Tuesday, 1 February 2011

Finished!

I've started my "last day of shooting season" rituals. Consigning the blood-spattered tweeds to the dry cleaning pile, putting the walkie-talkies away in a drawer, and the worn but comfortable shooting socks in the darning pile. It was cleansing, in all senses of the word, to hoover up all stray feathers that have followed the dogs or Mike through the back door (I found one in a kitchen drawer), as well as taking all the towels off of the sofa. The house smells better already.

The end of Spud's first working season. I hope it will be the first of many.
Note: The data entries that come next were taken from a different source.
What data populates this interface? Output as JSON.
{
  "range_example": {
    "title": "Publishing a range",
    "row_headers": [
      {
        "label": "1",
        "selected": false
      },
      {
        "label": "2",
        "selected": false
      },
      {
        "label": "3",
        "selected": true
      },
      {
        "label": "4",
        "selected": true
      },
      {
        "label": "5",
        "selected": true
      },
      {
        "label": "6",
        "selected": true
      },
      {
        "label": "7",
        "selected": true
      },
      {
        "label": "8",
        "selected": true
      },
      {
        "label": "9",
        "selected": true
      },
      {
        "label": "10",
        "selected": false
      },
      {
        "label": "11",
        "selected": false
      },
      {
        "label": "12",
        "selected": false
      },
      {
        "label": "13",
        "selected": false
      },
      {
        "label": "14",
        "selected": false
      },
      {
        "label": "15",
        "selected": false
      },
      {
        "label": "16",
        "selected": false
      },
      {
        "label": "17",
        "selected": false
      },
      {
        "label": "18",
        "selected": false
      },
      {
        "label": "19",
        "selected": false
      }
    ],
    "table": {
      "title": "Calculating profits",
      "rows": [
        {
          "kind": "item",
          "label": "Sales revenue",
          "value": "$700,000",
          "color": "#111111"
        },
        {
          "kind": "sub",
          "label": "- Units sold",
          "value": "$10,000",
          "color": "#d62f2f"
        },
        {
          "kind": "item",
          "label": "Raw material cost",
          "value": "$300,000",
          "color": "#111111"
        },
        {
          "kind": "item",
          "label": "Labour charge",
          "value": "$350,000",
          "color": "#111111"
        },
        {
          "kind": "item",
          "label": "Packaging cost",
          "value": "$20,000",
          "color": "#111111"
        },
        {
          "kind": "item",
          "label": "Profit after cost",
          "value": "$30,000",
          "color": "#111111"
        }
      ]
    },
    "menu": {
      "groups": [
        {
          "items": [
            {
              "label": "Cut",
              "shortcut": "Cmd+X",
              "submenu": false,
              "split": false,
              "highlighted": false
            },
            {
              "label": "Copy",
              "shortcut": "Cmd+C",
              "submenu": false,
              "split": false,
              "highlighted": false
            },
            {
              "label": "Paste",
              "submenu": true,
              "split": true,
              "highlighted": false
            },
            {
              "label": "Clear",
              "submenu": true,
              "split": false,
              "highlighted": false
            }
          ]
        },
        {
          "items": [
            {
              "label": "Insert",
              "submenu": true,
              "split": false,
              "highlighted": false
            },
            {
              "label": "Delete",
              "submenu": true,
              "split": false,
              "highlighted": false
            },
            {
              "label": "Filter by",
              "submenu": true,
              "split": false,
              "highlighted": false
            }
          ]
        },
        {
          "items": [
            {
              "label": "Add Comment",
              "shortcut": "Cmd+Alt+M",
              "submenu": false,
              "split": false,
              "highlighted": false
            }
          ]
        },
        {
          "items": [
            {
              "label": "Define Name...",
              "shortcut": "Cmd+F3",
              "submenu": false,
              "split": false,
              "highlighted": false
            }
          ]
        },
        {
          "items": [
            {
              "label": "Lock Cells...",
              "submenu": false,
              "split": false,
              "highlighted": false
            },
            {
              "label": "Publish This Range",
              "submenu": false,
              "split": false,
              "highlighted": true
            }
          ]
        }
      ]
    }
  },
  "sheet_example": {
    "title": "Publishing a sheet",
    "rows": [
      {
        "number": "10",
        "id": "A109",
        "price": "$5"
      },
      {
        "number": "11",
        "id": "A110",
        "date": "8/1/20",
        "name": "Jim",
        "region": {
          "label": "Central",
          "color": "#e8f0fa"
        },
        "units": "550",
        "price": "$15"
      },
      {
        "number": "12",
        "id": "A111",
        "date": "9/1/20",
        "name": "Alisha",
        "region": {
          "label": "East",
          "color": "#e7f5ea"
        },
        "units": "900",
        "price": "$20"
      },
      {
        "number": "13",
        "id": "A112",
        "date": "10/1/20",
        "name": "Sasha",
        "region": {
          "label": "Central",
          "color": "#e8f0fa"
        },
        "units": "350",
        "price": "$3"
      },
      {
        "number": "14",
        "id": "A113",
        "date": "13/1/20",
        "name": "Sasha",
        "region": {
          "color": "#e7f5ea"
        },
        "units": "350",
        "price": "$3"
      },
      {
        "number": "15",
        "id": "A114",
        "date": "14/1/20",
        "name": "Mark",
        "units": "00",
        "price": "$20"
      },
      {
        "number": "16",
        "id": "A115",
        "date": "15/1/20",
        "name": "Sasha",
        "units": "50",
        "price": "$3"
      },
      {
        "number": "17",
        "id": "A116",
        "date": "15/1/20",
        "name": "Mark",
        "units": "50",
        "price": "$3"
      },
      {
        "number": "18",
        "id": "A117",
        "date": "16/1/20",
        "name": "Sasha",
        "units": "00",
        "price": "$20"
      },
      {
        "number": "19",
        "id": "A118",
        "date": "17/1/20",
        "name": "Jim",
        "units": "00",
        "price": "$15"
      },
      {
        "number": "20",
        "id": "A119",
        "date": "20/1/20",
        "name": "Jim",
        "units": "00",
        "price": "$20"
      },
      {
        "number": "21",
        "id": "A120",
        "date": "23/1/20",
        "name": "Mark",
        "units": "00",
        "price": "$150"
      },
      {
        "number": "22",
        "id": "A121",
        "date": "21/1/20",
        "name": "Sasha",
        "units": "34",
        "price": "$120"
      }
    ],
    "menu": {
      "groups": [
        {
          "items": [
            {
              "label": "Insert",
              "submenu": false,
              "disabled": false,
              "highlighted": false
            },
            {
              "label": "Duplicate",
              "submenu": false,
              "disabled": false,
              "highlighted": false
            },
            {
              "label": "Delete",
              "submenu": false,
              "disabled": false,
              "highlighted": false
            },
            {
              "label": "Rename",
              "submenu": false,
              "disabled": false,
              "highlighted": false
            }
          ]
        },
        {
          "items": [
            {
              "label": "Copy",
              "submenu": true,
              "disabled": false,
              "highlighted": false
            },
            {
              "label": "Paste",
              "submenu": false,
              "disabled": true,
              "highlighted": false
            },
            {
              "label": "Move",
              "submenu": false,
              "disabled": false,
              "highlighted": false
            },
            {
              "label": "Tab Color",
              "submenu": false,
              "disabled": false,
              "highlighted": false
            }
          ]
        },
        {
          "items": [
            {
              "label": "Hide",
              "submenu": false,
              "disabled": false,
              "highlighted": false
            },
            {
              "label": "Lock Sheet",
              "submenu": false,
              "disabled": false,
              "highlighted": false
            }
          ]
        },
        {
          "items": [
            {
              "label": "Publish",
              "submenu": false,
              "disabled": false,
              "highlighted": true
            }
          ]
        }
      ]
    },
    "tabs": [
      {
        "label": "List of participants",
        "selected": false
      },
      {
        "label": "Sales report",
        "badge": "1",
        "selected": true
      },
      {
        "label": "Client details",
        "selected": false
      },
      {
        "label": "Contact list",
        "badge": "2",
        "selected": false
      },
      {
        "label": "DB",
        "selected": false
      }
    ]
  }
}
The dogs know it's over. Each got a big knuckle bone from the butcher shop as a thank you for their hard work. I'm writing this post to the accompanying sound of scraping and crunching.

Is that a bone or a lip plate, Pip?

I'm just as happy (if less noisy) drinking my pot of Green Mountain Pumpkin Spice coffee which I've been saving as a reward for this last day of the season. Laurie from Dog Hair in my Coffee sent it to me in a care package, along with The Bucolic Plague (a book, not a disease). Just out of the kindness of her heart. Laurie provided me a damn fine cup of coffee, and I supplied the dog hair.

The woodcock are for a Moroccan Pie, the partridge will be plucked for roasting later.

I'm also processing some of the game hurriedly procured before the season ended. Usually it could hang a day or two longer but the weather's warming up and I don't want to risk it spoiling.

I didn't shoot any of what I'm butchering now. I walked up the hedgerows yesterday with the cocker spaniel and the flat coat. The pair did a bang up job putting the birds over me, and I did a crap job bringing any down, missing 3 pheasants and a woodcock. Mike brought home 2 partridge and another woodcock from his day's shooting, so no one's going to go hungry. The way I was missing everything, I thought we were going to have to eat the flat coat.

One of the young lads who comes beating is completing his Gamekeeping qualification at college. Having been brought up on a dairy farm, he's already used to hard work. His father lets him run a duck shoot on the farm, and he brought me two oven-ready mallards for my larder this morning.
The ducks - I'm making confit with the legs, and crowns are for roasting late

He's only 16 and can't drive a car yet (the driving age being 17 in the UK) but because of arcane agricultural laws he can drive a tractor. So he drives ten miles to our shoot every Saturday in their farm's brand new 3-ton tractor. It makes me smile to see this teenage boy, thinner than a pencil with the wood shaved off, climb out of the cab in his too-big tweeds ready for work. It's funny moments like that I'll miss, now that this season's over.

There's a dinner tonight in the village cafe for all the shoot workers, venison stew washed down with port, homemade sloe gin, and more port. It's rarely a sober affair. Let's just say we're not surprised when we find a Land Rover abandoned in the hedge in our garden, or an underkeeper wrapped in a horse blanket asleep under another vehicle. I have to stay compos mentis so I can prevent our revellers from dying of exposure, or suffering a severe near death-by-pecking experience from the chickens.

Tomorrow it will be the start of the new season, and a new set of worries. Mike won't take the day off, and he'll be up before dawn ready to start building his catchers, to catch up the next season's laying stock. My thoughts will also change from harvesting, to sowing and growing: vegetables and a good crop of grass on Milkweed. I need to improve my soil fertility programme, get contractors to put down a base for the stables/lambing shed at Milkweed, and find a ram to put to my flock of ewes.

Our Cobb meat chickens are growing on well. I like this breed so far.

It's the start of making our smallholding pay and there are some serious obstacles. Our sales tax in England has gone up to 20%. The cost of feed has doubled and is still rising. There's a shortage of hay, and if we have a long winter I'm in danger of running out. I dread another month where the Recently Called list on my mobile reads VET - VET - HORSE VET.

Worst of all diesel is now the equivalent of $9.70 a gallon. I need to pursue a path less dependent on fuel and chemical fertilisers. I will have plenty of time to ponder growing systems while I'm painting the kennels, which is the first job on tomorrow's list.